Anatomical description and types
Pulmonary stenosis is characterized by obstruction to outflow from the right ventricle due to a defect in the pulmonary artery, pulmonary valve, or right ventricle itself. It is one of the more common congenital heart defects ranging on a mild to severe spectrum, and is often associated with major primary cardiac anomalies. It can appear in neonates and also beyond the neonatal period.
- Valvar pulmonary stenosis is the most common type of obstruction as a result of either complete absence or fusion of leaflets. In most cases, the valve forms a dome-like structure with a variably sized orifice through which a jet of blood can flow. This pattern of flow results in dilation of the left main pulmonary arteries that receive the jet of blood and, depending on the degree of stenosis, hypertrophy of the right ventricle.
- Subvalvar stenosis, an obstruction within the right ventricle, is less common and often occurs as a result of a VSD that displaces the moderator band. Stenosis of the peripheral pulmonary arteries can be due to any number or combination of lesions, including those that originate in the main pulmonary artery and those found at more locations either unilaterally or bilaterally.
- Supravalvar stenosis describes the situation in which the pulmonary artery lumen above the valve opening is constricted. The obstruction can be located in the main or branch pulmonary arteries.

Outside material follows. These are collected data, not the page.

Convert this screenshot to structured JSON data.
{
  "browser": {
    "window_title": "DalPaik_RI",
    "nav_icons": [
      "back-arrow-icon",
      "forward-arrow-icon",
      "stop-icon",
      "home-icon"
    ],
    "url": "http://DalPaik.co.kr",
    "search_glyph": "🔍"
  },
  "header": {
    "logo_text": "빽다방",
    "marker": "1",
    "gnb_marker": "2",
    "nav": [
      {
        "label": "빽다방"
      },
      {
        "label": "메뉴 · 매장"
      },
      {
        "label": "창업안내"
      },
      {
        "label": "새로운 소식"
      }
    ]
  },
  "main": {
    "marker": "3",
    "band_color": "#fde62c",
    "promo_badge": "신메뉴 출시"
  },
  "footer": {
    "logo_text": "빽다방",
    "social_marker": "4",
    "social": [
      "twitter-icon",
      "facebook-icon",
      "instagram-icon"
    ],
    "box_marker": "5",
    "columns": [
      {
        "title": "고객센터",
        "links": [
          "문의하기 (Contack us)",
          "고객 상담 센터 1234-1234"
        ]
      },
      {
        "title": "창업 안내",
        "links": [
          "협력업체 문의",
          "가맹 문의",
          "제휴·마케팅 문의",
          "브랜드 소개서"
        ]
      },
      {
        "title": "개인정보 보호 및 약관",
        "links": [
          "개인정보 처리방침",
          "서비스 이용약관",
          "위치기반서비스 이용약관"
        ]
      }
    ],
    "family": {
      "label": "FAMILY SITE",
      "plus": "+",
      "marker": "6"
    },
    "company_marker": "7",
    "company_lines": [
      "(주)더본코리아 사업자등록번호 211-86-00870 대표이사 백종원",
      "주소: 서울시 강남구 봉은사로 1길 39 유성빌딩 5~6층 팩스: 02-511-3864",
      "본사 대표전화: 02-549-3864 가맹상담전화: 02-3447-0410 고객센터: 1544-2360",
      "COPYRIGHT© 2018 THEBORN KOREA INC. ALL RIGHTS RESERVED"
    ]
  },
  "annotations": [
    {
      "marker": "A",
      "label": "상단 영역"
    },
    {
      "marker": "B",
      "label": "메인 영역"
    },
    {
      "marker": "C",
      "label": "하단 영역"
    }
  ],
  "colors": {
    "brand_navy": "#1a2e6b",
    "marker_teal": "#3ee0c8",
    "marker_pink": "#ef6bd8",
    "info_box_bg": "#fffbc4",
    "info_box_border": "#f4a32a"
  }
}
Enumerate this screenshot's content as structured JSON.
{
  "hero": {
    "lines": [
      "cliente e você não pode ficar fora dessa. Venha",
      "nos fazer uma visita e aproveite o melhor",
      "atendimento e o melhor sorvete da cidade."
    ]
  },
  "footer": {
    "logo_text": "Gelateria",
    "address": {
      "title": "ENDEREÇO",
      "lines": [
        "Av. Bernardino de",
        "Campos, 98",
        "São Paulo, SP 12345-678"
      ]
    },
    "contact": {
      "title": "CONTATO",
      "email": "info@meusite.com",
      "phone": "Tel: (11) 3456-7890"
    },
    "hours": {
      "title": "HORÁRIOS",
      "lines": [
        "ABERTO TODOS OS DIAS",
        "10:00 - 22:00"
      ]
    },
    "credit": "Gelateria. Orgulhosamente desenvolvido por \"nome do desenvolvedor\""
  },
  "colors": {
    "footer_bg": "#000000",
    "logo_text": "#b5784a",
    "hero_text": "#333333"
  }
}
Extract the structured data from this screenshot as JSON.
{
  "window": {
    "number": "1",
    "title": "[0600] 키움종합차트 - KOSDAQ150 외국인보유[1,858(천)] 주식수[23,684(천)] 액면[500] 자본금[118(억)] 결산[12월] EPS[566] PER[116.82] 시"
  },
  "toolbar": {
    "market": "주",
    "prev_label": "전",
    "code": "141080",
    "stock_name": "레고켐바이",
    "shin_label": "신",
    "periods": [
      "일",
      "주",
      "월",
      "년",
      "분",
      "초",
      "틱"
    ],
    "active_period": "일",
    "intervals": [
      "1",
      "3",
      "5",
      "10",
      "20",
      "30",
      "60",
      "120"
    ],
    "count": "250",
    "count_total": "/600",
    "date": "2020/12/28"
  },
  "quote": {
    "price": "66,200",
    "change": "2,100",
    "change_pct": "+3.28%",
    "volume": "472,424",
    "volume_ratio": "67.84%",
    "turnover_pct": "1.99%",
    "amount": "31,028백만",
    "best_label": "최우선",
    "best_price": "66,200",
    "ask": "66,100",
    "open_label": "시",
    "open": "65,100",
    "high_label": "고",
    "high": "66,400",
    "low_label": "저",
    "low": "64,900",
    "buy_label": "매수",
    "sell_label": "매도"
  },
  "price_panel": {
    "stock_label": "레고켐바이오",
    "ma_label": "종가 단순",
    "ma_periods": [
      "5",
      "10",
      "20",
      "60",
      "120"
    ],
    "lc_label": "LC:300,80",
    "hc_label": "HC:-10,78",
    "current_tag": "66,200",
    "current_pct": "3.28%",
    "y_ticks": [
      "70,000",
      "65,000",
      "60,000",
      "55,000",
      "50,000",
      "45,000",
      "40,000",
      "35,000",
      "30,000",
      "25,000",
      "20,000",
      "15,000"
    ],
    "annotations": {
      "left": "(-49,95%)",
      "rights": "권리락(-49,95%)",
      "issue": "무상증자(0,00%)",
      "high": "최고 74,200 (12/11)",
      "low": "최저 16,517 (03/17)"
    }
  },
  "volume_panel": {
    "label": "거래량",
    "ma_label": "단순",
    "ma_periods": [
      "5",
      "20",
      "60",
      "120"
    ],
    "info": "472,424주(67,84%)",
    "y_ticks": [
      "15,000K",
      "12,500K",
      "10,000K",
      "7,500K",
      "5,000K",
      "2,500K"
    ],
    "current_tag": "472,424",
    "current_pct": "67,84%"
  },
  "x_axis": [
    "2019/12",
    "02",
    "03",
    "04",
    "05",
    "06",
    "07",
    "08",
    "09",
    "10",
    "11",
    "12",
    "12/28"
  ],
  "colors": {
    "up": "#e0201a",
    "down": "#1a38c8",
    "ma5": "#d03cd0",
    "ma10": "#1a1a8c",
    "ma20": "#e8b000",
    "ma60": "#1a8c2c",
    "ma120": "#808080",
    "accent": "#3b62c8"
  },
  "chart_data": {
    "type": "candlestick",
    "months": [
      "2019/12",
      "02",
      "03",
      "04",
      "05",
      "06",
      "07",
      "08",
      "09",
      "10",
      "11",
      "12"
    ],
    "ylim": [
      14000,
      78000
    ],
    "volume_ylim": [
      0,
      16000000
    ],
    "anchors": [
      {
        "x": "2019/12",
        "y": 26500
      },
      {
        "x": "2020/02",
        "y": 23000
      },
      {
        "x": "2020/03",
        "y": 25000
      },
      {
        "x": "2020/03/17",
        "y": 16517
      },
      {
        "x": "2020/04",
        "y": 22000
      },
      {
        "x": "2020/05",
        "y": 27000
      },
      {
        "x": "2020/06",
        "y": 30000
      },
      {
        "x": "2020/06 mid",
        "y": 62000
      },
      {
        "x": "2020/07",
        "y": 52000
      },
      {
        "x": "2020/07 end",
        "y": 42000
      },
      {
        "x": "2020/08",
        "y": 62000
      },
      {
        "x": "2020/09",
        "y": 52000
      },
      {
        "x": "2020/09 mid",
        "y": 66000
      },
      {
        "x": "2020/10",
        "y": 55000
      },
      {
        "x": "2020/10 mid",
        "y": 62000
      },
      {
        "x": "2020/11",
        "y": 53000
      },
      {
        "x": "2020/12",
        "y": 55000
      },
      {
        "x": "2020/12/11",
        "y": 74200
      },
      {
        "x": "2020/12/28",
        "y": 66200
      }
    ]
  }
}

(Click picture to show/hide bloodflows)
Stenosis of the pulmonary outflow tract necessitates an increase in ventricular pressure in order to overcome the obstruction and provide sufficient cardiac output. Over time, the increased pressure leads to hypertrophy and decreased compliance of the right ventricle which, in turn, requires pressure in the right atrium to increase in order to fill the right ventricle. Right-sided heart failure may develop. If the foramen ovale persists and pressure in the right atrium becomes greater than that in the left atrium, blood may begin to shunt right-to-left. Infants born with significant pulmonary stenosis appear cyanotic at birth due to right-to-left shunting and are dependent on a patent ductus arteriosus for adequate blood supply. Because this is a life-threatening condition, it is recommended that balloon dilation be performed to relieve the obstruction as soon as possible. Uncomplicated stenosis of the pulmonary valve is one of the most common congenital heart defects and also the easiest to manage. Infants born with this defect are typically diagnosed at birth on routine physical exam and murmur heard on auscultation. In the absence of septal defects, these children are often asymptomatic.
Peripheral pulmonary stenosis is commonly diagnosed by auscultation revealing an ejection murmur heard in all parts of the chest. These obstructions often regress over time and require little or no intervention, depending on the type of the defect as well as the age of the patient. Percutaneous balloon dilation of the valve is the treatment of choice in cases where a significant pressure gradient exists across the stenotic valve in neonates. In neonates, also a surgical valvotomy, angioplasty, and stent insertion must be taken into consideration. Techniques include open and close and with or without cardiopulmonary bypass, depending on the institutional experience. The morphology of the right ventricular outflow tract is an important factor in choosing between balloon and surgical procedure.
The surgical technique begins with a medial sternotomy, mobilization of the thymus, and placement on cardiopulmonary bypass. The patient’s temperature is maintained normothermic and the ductus arteriosus is temporarily occluded. If the valve itself is involved, a longitudinal pulmonary arteriotomy is performed to expose the pulmonary valve, followed by three commissurotomies to achieve maximum orifice without causing insufficiency. In the end, the arteriotomy is closed and the patient can be disconnected from bypass.
In patients with supravalvular stenosis, the pulmonary artery can be widened with a patch of pericardium or prosthetic material. If the stenosis is subvalvular, the obstructing muscle can be reached and excised through the tricuspid valve or directly through an incision into the right ventricular outflow tract.
When pressure gradients are low, most patients do not need any form of treatment and require no restrictions on activity.